AI Agents in Crypto: Emerging Security Concerns
The integration of AI agents into cryptocurrency wallets, trading bots, and on-chain assistants is becoming increasingly prevalent, automating tasks and enabling real-time decision-making. At the heart of many of these AI agents is the Model Context Protocol (MCP), an emerging framework that, while not yet standard, is gaining traction. MCP acts as a control layer managing an AI agent’s behavior, determining which tools to use, code to run, and how to respond to user inputs.
The flexibility offered by MCP also presents a substantial attack surface, potentially allowing malicious plugins to override commands, poison data inputs, or trick agents into executing harmful instructions. According to VanEck, the number of AI agents in the crypto industry surpassed 10,000 by the end of 2024 and is projected to exceed 1 million in 2025.
MCP Attack Vectors Expose AI Agents’ Security Issues
Security firm SlowMist has identified four potential attack vectors that developers need to be aware of, all of which are delivered through plugins that extend the capabilities of MCP-based agents. These include:
- Data poisoning: Manipulates user behavior and creates false dependencies.
- JSON injection attack: Can lead to data leakage or command manipulation.
- Competitive function override: Overrides legitimate system functions with malicious code.
- Cross-MCP call attack: Induces AI agents to interact with unverified external services.

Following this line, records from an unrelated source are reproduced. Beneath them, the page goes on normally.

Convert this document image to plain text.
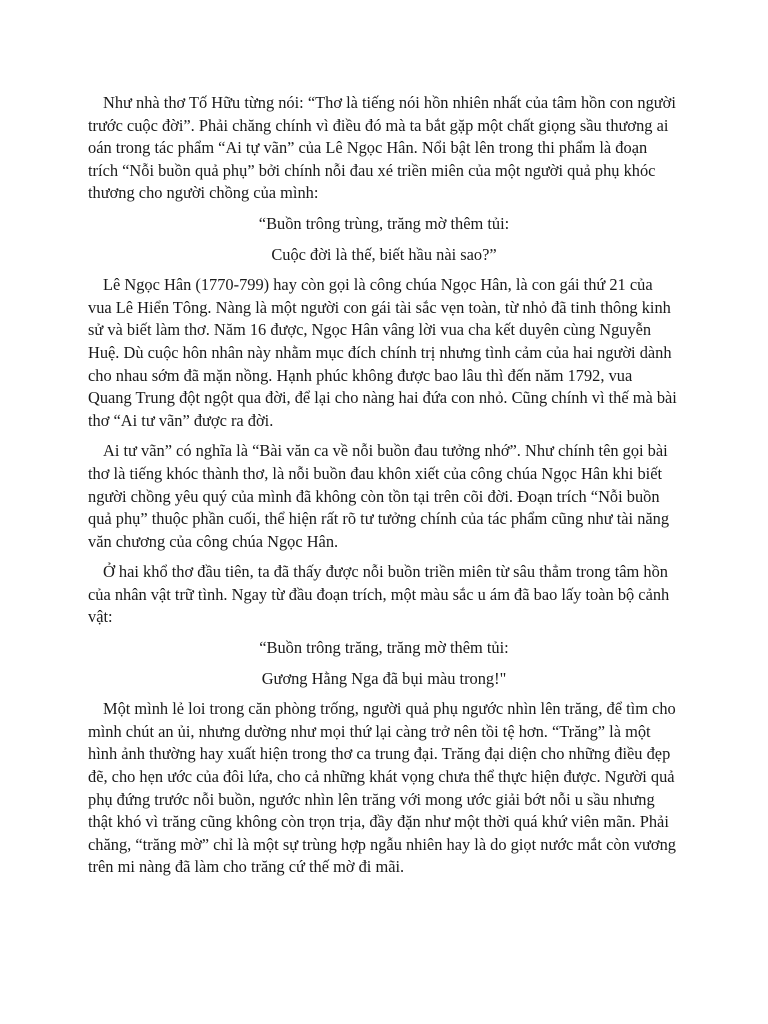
Như nhà thơ Tố Hữu từng nói: “Thơ là tiếng nói hồn nhiên nhất của tâm hồn con người trước cuộc đời”. Phải chăng chính vì điều đó mà ta bắt gặp một chất giọng sầu thương ai oán trong tác phẩm “Ai tự vãn” của Lê Ngọc Hân. Nổi bật lên trong thi phẩm là đoạn trích “Nỗi buồn quả phụ” bởi chính nỗi đau xé triền miên của một người quả phụ khóc thương cho người chồng của mình:

“Buồn trông trùng, trăng mờ thêm tủi:

Cuộc đời là thế, biết hầu nài sao?”

Lê Ngọc Hân (1770-799) hay còn gọi là công chúa Ngọc Hân, là con gái thứ 21 của vua Lê Hiển Tông. Nàng là một người con gái tài sắc vẹn toàn, từ nhỏ đã tinh thông kinh sử và biết làm thơ. Năm 16 được, Ngọc Hân vâng lời vua cha kết duyên cùng Nguyễn Huệ. Dù cuộc hôn nhân này nhằm mục đích chính trị nhưng tình cảm của hai người dành cho nhau sớm đã mặn nồng. Hạnh phúc không được bao lâu thì đến năm 1792, vua Quang Trung đột ngột qua đời, để lại cho nàng hai đứa con nhỏ. Cũng chính vì thế mà bài thơ “Ai tư vãn” được ra đời.

Ai tư vãn” có nghĩa là “Bài văn ca về nỗi buồn đau tưởng nhớ”. Như chính tên gọi bài thơ là tiếng khóc thành thơ, là nỗi buồn đau khôn xiết của công chúa Ngọc Hân khi biết người chồng yêu quý của mình đã không còn tồn tại trên cõi đời. Đoạn trích “Nỗi buồn quả phụ” thuộc phần cuối, thể hiện rất rõ tư tưởng chính của tác phẩm cũng như tài năng văn chương của công chúa Ngọc Hân.

Ở hai khổ thơ đầu tiên, ta đã thấy được nỗi buồn triền miên từ sâu thẳm trong tâm hồn của nhân vật trữ tình. Ngay từ đầu đoạn trích, một màu sắc u ám đã bao lấy toàn bộ cảnh vật:

“Buồn trông trăng, trăng mờ thêm tủi:

Gương Hằng Nga đã bụi màu trong!"

Một mình lẻ loi trong căn phòng trống, người quả phụ ngước nhìn lên trăng, để tìm cho mình chút an ủi, nhưng dường như mọi thứ lại càng trở nên tồi tệ hơn. “Trăng” là một hình ảnh thường hay xuất hiện trong thơ ca trung đại. Trăng đại diện cho những điều đẹp đẽ, cho hẹn ước của đôi lứa, cho cả những khát vọng chưa thể thực hiện được. Người quả phụ đứng trước nỗi buồn, ngước nhìn lên trăng với mong ước giải bớt nỗi u sầu nhưng thật khó vì trăng cũng không còn trọn trịa, đầy đặn như một thời quá khứ viên mãn. Phải chăng, “trăng mờ” chỉ là một sự trùng hợp ngẫu nhiên hay là do giọt nước mắt còn vương trên mi nàng đã làm cho trăng cứ thế mờ đi mãi.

These attack vectors target AI agents built on top of models, acting on real-time inputs using plugins and control protocols like MCP, rather than poisoning the AI models themselves.
Securing the AI Layer
Experts stress that building security into AI systems from the outset is crucial, particularly in the high-stakes crypto environment. “When you build any plugin-based system today, especially in crypto, you have to build security first and everything else second,” said Lisa Loud, executive director of Secret Foundation.
To mitigate these risks, developers are recommended to implement strict plugin verification, enforce input sanitization, apply least privilege principles, and regularly review agent behavior. As AI agents continue to expand their presence in crypto infrastructure, proactive security measures are essential to prevent potential exploits and protect crypto wallets, funds, and data.